You will need to ensure that you are treated in a sterilised, professional space and that a qualified doctor or nurse treats your wounds. If you are travelling to a hospital with an open wound, be sure to keep it covered as much as possible and keep it clean. Be sure not to wash your wound with untreated water, as this can exacerbate infection, making the chances of contracting Ebola even higher. Rather wash your wound with bottled water and make your way to a hospital.


Know the symptoms

It is important to know the symptoms of Ebola so that you can tell whether or not you are experiencing them. The symptoms of Ebola include the following:

  • Fever
  • A headache
  • Joint and muscle aches
  • Weakness
  • Diarrhoea
  • Vomiting
  • Stomach pain
  • Lack of appetite

Some people might experience other symptoms, which include:

  • A Rash
  • Red Eyes
  • Hiccups
  • A cough
  • A sore throat
  • Chest pain
  • Difficulty breathing
  • Difficulty swallowing
  • Bleeding inside and outside of the body


Disinfect regularly

An effective way to ward off any possible viral infections is to disinfect regularly, starting with washing your hands and face and moving on to washing all of your clothes that you have been wearing on your trip.

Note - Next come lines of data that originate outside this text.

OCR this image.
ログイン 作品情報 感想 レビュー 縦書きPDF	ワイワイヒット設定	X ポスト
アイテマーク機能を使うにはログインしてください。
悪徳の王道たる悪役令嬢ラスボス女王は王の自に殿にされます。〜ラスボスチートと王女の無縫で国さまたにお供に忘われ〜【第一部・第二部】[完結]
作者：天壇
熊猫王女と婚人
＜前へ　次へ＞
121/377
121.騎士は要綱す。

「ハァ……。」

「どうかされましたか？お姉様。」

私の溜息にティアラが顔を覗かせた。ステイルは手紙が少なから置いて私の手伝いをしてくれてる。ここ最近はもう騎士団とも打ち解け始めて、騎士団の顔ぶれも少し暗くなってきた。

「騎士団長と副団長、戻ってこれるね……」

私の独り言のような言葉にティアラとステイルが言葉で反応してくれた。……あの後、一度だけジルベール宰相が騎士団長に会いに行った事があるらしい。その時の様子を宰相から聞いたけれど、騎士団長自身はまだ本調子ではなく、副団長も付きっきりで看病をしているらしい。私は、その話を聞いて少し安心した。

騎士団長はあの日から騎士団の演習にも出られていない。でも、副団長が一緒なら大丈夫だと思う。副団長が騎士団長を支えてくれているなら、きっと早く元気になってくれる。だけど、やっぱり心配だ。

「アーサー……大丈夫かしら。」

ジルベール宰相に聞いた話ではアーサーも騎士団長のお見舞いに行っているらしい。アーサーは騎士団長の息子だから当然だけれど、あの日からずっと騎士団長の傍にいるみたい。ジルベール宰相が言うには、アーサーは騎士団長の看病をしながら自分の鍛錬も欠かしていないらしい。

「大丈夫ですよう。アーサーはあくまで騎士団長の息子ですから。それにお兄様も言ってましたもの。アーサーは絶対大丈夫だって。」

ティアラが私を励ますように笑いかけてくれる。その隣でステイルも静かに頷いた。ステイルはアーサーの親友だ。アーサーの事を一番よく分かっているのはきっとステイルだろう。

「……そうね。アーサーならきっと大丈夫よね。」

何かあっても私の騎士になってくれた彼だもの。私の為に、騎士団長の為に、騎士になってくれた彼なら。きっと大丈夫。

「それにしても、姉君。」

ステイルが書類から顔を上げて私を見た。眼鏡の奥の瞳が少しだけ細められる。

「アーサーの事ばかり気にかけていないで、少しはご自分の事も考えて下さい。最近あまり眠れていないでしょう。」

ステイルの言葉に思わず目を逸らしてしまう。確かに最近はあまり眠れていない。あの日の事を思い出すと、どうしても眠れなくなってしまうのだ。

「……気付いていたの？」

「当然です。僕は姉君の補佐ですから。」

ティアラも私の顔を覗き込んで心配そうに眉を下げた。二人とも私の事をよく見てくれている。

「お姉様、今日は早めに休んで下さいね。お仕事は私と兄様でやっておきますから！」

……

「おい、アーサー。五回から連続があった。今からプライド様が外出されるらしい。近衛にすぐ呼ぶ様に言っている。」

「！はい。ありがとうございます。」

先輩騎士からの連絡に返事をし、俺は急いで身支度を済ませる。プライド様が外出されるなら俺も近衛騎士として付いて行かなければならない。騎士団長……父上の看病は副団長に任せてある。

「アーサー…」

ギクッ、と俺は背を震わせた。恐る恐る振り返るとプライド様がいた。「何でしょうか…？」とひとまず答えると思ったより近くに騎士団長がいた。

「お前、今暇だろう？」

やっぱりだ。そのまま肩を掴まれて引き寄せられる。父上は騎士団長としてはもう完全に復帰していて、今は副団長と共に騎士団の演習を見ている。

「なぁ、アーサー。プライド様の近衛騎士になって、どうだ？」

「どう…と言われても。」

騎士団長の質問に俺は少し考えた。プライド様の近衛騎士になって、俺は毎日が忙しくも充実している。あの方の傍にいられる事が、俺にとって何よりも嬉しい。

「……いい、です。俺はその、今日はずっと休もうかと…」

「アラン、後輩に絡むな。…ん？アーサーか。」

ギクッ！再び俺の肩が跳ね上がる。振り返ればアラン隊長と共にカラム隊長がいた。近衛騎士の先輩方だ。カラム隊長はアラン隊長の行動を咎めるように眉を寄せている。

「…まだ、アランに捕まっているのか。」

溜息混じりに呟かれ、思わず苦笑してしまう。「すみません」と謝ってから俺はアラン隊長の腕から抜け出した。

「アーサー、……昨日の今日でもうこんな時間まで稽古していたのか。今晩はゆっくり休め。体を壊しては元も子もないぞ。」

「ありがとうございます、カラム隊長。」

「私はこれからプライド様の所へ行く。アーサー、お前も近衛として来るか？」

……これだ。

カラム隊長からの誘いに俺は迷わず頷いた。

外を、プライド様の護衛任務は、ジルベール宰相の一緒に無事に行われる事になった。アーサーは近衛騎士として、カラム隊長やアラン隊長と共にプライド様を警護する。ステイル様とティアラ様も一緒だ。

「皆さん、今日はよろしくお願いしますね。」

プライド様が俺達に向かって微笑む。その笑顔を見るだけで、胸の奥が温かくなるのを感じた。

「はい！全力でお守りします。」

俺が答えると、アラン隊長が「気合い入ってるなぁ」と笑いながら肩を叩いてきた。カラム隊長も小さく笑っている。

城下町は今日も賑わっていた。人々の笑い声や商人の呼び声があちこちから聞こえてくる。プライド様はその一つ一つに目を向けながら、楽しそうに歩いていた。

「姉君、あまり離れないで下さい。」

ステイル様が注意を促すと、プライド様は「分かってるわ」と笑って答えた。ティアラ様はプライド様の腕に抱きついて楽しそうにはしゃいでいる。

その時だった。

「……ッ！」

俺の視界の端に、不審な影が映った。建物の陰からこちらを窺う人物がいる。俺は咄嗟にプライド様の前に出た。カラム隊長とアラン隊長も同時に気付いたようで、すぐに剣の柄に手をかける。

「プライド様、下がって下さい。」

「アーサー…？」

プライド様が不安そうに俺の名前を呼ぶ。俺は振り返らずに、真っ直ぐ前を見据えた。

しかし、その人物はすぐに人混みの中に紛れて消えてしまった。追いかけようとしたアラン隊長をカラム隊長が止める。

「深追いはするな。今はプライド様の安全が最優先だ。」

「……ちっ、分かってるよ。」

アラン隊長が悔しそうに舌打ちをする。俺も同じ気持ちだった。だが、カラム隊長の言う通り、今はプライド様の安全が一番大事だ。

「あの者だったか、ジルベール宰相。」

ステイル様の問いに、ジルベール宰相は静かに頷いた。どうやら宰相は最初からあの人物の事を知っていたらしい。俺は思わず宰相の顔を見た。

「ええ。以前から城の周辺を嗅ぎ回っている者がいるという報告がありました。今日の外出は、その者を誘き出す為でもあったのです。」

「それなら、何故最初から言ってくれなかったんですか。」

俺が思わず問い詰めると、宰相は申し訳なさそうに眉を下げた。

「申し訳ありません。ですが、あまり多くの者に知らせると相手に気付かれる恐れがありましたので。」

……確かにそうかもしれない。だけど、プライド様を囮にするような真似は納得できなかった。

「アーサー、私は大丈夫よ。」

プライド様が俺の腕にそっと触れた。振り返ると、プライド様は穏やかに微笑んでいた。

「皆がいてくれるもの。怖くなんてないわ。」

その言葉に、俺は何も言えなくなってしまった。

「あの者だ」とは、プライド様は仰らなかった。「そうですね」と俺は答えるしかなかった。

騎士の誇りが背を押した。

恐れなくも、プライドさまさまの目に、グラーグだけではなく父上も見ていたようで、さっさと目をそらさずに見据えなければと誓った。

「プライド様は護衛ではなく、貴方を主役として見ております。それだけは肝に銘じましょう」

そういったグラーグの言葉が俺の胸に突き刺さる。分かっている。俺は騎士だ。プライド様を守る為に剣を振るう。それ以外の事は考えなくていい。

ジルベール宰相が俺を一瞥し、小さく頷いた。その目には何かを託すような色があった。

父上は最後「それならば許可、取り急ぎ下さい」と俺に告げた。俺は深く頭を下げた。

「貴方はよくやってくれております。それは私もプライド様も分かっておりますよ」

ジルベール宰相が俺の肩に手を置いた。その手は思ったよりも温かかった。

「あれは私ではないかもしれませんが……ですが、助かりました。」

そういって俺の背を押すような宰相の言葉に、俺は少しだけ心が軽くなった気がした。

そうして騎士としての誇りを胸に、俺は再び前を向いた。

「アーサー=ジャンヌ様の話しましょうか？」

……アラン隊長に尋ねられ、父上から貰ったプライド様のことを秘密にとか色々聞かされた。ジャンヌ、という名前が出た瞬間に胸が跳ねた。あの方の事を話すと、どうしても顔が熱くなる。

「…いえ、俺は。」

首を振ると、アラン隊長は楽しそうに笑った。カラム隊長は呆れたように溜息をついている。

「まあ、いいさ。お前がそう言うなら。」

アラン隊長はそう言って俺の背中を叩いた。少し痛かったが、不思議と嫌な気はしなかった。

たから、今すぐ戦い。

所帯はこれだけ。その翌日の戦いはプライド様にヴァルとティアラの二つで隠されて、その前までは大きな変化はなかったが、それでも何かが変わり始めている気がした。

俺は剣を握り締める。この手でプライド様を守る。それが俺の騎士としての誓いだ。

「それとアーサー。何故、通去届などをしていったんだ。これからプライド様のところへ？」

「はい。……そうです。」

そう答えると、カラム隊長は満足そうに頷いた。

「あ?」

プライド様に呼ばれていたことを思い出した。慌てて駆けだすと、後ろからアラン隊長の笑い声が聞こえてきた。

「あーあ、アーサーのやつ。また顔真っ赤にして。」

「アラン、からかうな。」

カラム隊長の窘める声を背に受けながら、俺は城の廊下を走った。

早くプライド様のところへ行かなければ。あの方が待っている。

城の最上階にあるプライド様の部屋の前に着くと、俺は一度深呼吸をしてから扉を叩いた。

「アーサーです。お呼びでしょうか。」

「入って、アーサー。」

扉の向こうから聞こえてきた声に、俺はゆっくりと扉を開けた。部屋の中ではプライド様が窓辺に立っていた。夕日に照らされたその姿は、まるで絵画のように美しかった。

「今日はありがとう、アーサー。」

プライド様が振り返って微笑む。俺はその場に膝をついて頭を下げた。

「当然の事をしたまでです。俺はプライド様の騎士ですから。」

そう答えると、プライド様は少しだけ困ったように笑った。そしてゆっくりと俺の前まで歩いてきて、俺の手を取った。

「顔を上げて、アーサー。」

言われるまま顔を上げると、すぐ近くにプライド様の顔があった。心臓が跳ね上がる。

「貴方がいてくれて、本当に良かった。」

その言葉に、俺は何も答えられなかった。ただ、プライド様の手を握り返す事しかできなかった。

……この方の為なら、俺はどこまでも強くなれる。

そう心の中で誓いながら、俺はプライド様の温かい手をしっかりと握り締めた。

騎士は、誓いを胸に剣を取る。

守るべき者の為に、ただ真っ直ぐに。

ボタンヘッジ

If you are staying in a hotel that has a laundry room or that is close to one, then you can use this opportunity to have your clothes laundered on a daily basis. Ensure that they are tumble dried in order for the heat to further kill off any bacteria. If you do not have easy access to a laundromat then you can wash your clothes by hand in the sink and hang them to dry over chairs or open windows. Be sure to ask your hotel to change your sheets as regularly as possible, depending on how long you are staying for.


Know what to do

If you suspect that someone you are travelling with has contracted Ebola or if you feel any of the symptoms, then you need to isolate them or yourself and call for help immediately. Ensure that you do not come into contact with their skin, saliva or blood and ensure that they are hydrated and vice versa if you believe you may have it. It is vital that you go to a hospital as soon as possible and alert them to your symptoms and if you have been travelling in or around any countries which have recently had an Ebola outbreak.